I seem to be developing a habit of posting each month’s field trip report on the very last day of the month. Knowing what my calendar looks like for March, I suspect next month will be the same. Here’s hoping I manage to be a bit more timely with my posts after March.
Ironically, I actually did my February field visit at the start of the month but decided not to post it so soon after January’s report, then didn’t get the chance to post about it until now.
As I mentioned in a previous post, I visited Narrandera Wetlands for World Wetlands Day. After finishing at the wetlands, I decided to spend the rest of the day exploring some of the other ecosystems Narrandera boasts. Narrandera is interesting to visit, because the town itself is situated in the middle of several very different ecosystems. Within a few minutes drive, or a fairly easy hike if you’re a keen walker, you can find an ephemeral wetland, a permanent lake, remnant Inland Grey Box and Yellow Box grassy woodland, riparian River Red Gum woodland, and hillside scrub dominated by Acacia species and Cypress Pine.
A lot of people are familiar with Narrandera Common, which adjoins the Narrandera Nature Reserve (a precinct of the Murrumbidgee Valley National Park), and is home to the local population of koalas. The current population is descended from several koalas that were released into the reserve in 1972, and an annual headcount is held each autumn to keep track of how the population is progressing.
The Common and Reserve are an area of riparian (aka riverside) woodland, dominated by River Red Gums (Eucalyptus camaldulensis).
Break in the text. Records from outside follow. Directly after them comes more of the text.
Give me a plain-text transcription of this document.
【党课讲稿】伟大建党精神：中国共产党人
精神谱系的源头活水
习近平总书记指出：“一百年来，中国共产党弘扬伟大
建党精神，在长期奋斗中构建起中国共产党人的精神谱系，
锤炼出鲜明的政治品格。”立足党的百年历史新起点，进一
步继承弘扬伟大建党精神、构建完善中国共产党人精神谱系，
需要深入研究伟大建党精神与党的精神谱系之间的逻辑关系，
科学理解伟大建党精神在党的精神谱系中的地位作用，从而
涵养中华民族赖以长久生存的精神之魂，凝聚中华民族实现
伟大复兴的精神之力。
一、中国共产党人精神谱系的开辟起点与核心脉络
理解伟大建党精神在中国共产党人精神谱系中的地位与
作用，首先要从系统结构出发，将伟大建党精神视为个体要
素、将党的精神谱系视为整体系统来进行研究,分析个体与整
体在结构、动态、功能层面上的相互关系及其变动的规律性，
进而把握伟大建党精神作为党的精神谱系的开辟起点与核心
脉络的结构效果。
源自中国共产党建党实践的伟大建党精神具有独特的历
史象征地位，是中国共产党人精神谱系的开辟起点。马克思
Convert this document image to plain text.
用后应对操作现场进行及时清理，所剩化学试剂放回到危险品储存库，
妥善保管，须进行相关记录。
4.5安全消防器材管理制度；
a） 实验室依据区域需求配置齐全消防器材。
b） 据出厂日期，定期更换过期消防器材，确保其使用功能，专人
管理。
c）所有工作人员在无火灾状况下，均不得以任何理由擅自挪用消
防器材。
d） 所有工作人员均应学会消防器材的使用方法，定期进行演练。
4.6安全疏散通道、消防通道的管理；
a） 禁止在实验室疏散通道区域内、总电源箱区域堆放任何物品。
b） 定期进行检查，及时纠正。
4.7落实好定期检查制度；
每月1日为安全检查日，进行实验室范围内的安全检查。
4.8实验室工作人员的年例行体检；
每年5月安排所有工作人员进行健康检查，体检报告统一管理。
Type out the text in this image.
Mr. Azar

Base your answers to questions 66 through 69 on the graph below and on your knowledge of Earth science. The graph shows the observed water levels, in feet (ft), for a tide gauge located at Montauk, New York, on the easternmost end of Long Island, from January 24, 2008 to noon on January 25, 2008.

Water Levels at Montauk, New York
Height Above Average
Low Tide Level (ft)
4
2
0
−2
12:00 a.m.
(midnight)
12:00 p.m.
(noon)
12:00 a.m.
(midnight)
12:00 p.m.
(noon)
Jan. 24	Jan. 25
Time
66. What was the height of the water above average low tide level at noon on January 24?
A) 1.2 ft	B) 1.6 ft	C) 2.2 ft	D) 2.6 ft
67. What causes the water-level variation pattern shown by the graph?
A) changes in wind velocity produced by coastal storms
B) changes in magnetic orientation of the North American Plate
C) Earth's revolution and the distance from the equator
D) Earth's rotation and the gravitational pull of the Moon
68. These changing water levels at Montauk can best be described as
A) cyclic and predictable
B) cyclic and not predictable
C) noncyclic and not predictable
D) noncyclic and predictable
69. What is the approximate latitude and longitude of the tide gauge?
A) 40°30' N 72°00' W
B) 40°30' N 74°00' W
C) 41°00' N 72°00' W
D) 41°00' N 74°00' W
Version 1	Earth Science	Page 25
It’s a grassy woodland, with an understorey that is unfortunately dominated by introduced weeds and annual grasses, due in large part to the fact that it is very heavily grazed by kangaroos, rabbits and abandoned horses. I was therefore quite pleased when I stumbled across this:
Not a large patch of native forbs, nor a particularly diverse one, but a patch of native forbs nevertheless. I love coming across flowering native forbs, because Australia has so many different species of native forbs, many of them with beautiful or downright strange flowers, but they tend to be tiny, hidden amongst the grass, and generally just not seen unless you’re really looking. You need to slow down and pay attention to really appreciate, or even notice, most of our forbs, and it’s always worth it.
And for everyone who just asked what forbs are, basically they’re any flowering herbaceous plant – broadly speaking pretty much anything that isn’t a grass, sedge, rush, shrub or tree. And while I’m explaining things, in case you didn’t already know, you can click on the photos to enlarge them, if you’d like to see them a bit better.
So, now that you’ve clicked on that picture and viewed it larger, you’ll notice that there are two types of flowers visible – star-shaped purple ones, and daisy-like yellow and white ones.
The purple ones are Native Bluebells, Wahlenbergia sp. and I wish I’d included a size reference in these photos to show you how tiny they were. I’ve seen Wahlenbergia with larger flowers than these ones, but they’re never what one might call big, and the ‘green’ parts of the plant (the stems and leaves) are so very fine that they’re easy to miss in amongst other vegetation, especially when they’re not flowering. For such delicate-seeming plants, they’re actually pretty tough. It’s not uncommon to see little Wahlenbergia flowers sticking up in people’s front yards or nature strips, and I saw one growing bravely in a crack in the concrete of a busy main street once, waving its little flower defiantly.
I had to hit my field guides for the daisies, because the best I could do on my own was ‘some sort of burr-daisy’, but there’s a vast array of very different daisies out there, and they deserve to be properly identified. My researches lead me to believe that the daisies in question are in fact the Tufted Burr-daisy, Calotis scapigera – which PlantNET informs me ‘grows chiefly in saltbush and River Red Gum communities, on damp clay soils in flood-prone areas’, which certainly fits where I found them.
In the same general area I also encountered the below two species of yellow-flowered forbs. I think the first is the native Grassland Wood Sorrel (Oxalis perennans) but Oxalis species are hard to tell apart and there are a lot of introduced species. The second plant has flowers that lead me to believe it’s a species of Goodenia, and some poking around on the internet suggests it might be Goodenia heteromera, aka Spreading Goodenia, but I couldn’t swear to it.
Now that I’ve revealed my need to brush up on my common forbs, let’s move along to some plants I am confident in my identification of. In addition to visiting the Wetlands and Common, I also headed up to Bundidgerry Hill, on the east side of the town, overlooking Lake Talbot.
Bundidgerry Hill is rocky, sandy and dry, which means scrub. The hillside is dominated by Acacia species, rather spindly eucalypts, and Cypress Pine, with an understorey of tough, drought-tolerant species.
Speaking of tough, drought-tolerant understorey species – how beautiful are these Sticky Everlastings?
I also found another burr-daisy up on the hill. Purple Burr-daisies this time, Calotis cuneifolia. Compare the leaves and growth habit with the one from the flood-plain, you can tell a lot about a plant’s environment from its leaves.
The same few metres of ground yielded some Mulga Ferns and another Goodenia.